Sidewalk dining at Satellite on State Street | Credit: Paul Wellman

The financial pain inflicted by coronavirus cancellations and closures is affecting all levels of Santa Barbara commerce, from publicly-traded entities like Sonos and Deckers to small locally owned businesses to individual workers and their families. 

Hit especially hard are people who can’t work from home, including employees in the restaurant and hospitality sectors, as well as those who make a living by touching others, i.e. barbers, masseuses, and so on. Event planners and performers are similarly hurting, as are tutors, house cleaners, personal trainers — the list goes on.

Many aren’t sure where to turn for financial help during what has evolved into a full-blown crisis. Private, nonprofit, and government assistance programs are struggling just to keep up. But there are options out there, and if there’s any silver lining, it’s that a number of different groups are starting to partner in effective and inspiring ways.

One example is the new collaboration between the Santa Barbara Foundation and United Way of Santa Barbara County. While the Foundation is giving financial and organizational support to the region’s nonprofits, and by extension the people they serve, United Way is focusing on individuals, said Jordan Killebrew, the Foundation’s director of communications. “This way we can catch all demographics,” he explained. 

Both organizations are watching for potential relief funding from the state and federal governments and are creating COVID-19 portals on their respective websites. “We want to make it as simple for the community as possible,” said Killebrew. The Foundation’s portal is here, and United Way’s is here. They also offer opportunities to give.

While Santa Barbara’s elected officials haven’t said much to the area’s workforce, the website for California’s Employment Development Department is chock-full of information. Employees can use it to file an Unemployment Insurance claim, currently the easiest and quickest way to get some relief if their hours have been reduced or they’re completely out of a job. The good news is the department is waiving its normal one-week unpaid waiting period for claims, so people can start collecting benefits right away. The bad news is the state will only pay up to $450 per week.

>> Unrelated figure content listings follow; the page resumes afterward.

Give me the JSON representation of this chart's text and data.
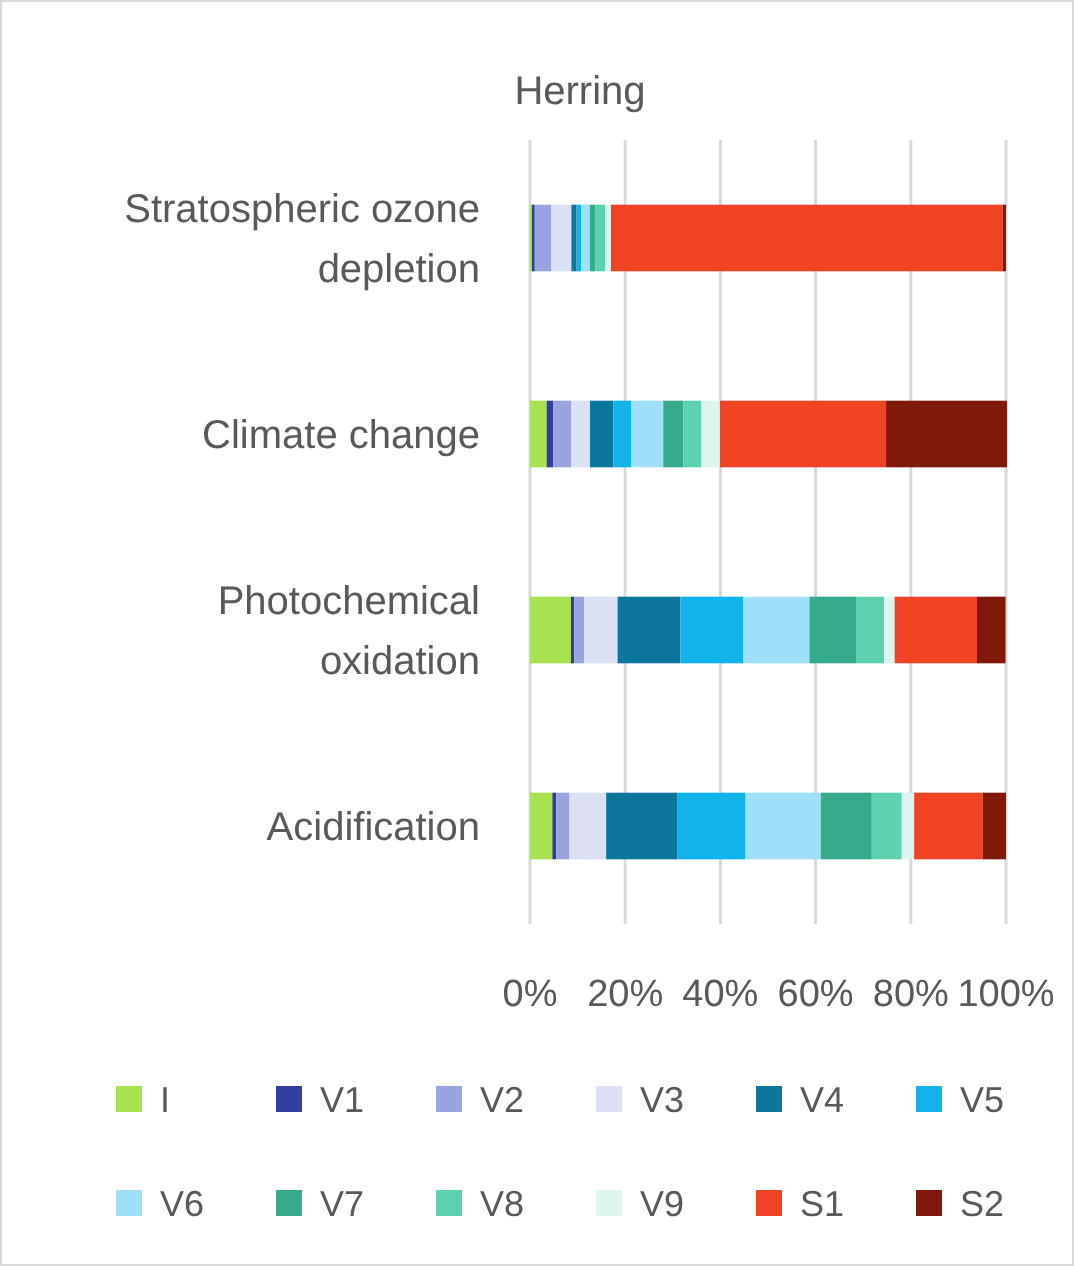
{
  "chart_data": {
    "type": "bar",
    "orientation": "horizontal",
    "stacked": true,
    "title": "Herring",
    "categories": [
      "Stratospheric ozone depletion",
      "Climate change",
      "Photochemical oxidation",
      "Acidification"
    ],
    "series": [
      {
        "name": "I",
        "color": "#a6e34f",
        "values": [
          0.4,
          3.5,
          8.6,
          4.7
        ]
      },
      {
        "name": "V1",
        "color": "#2e3f9e",
        "values": [
          0.6,
          1.4,
          0.7,
          0.8
        ]
      },
      {
        "name": "V2",
        "color": "#97a4e0",
        "values": [
          3.5,
          3.8,
          2.1,
          2.8
        ]
      },
      {
        "name": "V3",
        "color": "#dbe0f5",
        "values": [
          4.2,
          3.9,
          7.0,
          7.7
        ]
      },
      {
        "name": "V4",
        "color": "#0c769c",
        "values": [
          1.1,
          4.9,
          13.2,
          14.9
        ]
      },
      {
        "name": "V5",
        "color": "#12b3eb",
        "values": [
          1.0,
          3.8,
          13.2,
          14.4
        ]
      },
      {
        "name": "V6",
        "color": "#9fdff8",
        "values": [
          1.8,
          6.7,
          13.9,
          15.8
        ]
      },
      {
        "name": "V7",
        "color": "#36ab8c",
        "values": [
          1.1,
          4.2,
          9.8,
          10.7
        ]
      },
      {
        "name": "V8",
        "color": "#5dd0b0",
        "values": [
          2.1,
          3.8,
          5.9,
          6.3
        ]
      },
      {
        "name": "V9",
        "color": "#dcf5ee",
        "values": [
          1.2,
          3.9,
          2.2,
          2.6
        ]
      },
      {
        "name": "S1",
        "color": "#f04323",
        "values": [
          82.3,
          34.9,
          17.3,
          14.4
        ]
      },
      {
        "name": "S2",
        "color": "#7f1a0a",
        "values": [
          0.7,
          25.4,
          6.0,
          4.9
        ]
      }
    ],
    "xlim": [
      0,
      100
    ],
    "xticks": [
      {
        "value": 0,
        "label": "0%"
      },
      {
        "value": 20,
        "label": "20%"
      },
      {
        "value": 40,
        "label": "40%"
      },
      {
        "value": 60,
        "label": "60%"
      },
      {
        "value": 80,
        "label": "80%"
      },
      {
        "value": 100,
        "label": "100%"
      }
    ],
    "grid": "x",
    "legend": "bottom"
  }
}
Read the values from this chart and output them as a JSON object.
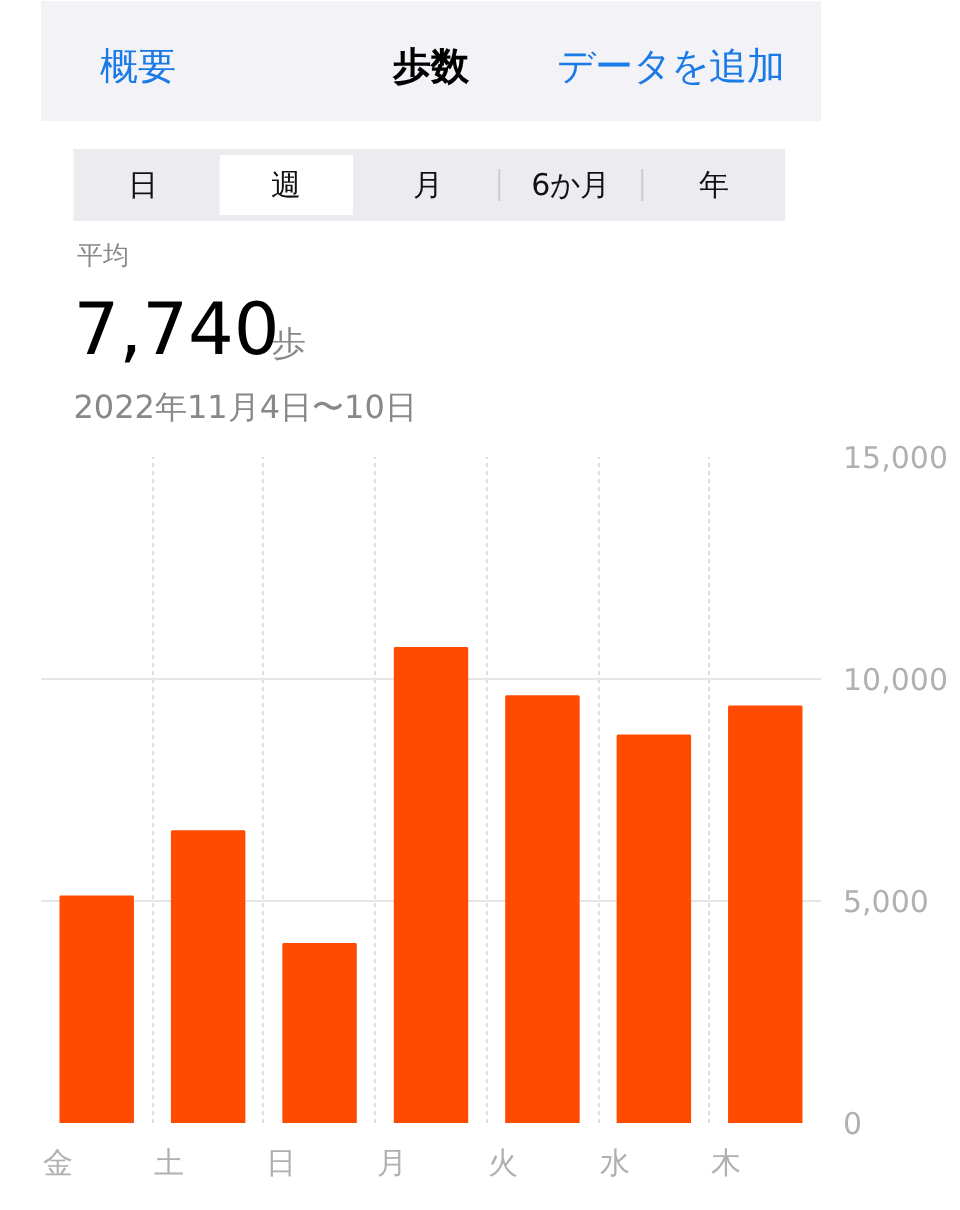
{
  "chart_data": {
    "type": "bar",
    "title": "歩数",
    "subtitle": "2022年11月4日〜10日",
    "annotations": [
      "概要",
      "データを追加",
      "日",
      "週",
      "月",
      "6か月",
      "年",
      "平均",
      "7,740",
      "歩"
    ],
    "categories": [
      "金",
      "土",
      "日",
      "月",
      "火",
      "水",
      "木"
    ],
    "values": [
      5100,
      6570,
      4030,
      10700,
      9610,
      8730,
      9380
    ],
    "color": "#ff4b00",
    "ylim": [
      0,
      15000
    ],
    "yticks": [
      0,
      {
        "value": 5000,
        "label": "5,000"
      },
      {
        "value": 10000,
        "label": "10,000"
      },
      {
        "value": 15000,
        "label": "15,000"
      }
    ],
    "grid": true
  }
}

At the federal level, congress is mulling the idea of giving every American a $1,000 check to tide people over until more government aid can arrive. There is bipartisan support for the idea, including from President Trump, who said he wants the checks to go out in the next two weeks.

For Santa Barbara employers, this resource guide published by the U.S. Small Business Administration will prove helpful. It offers immediate steps to protect companies from further harm, explains options for business disruption loans, and talks about work sharing programs, among other critical information.

Lastly, Downtown Santa Barbara has suggested ways to support local businesses without necessarily patronizing them in person ― buy gift cards, leave online reviews, tip more than usual, order takeout, and donate.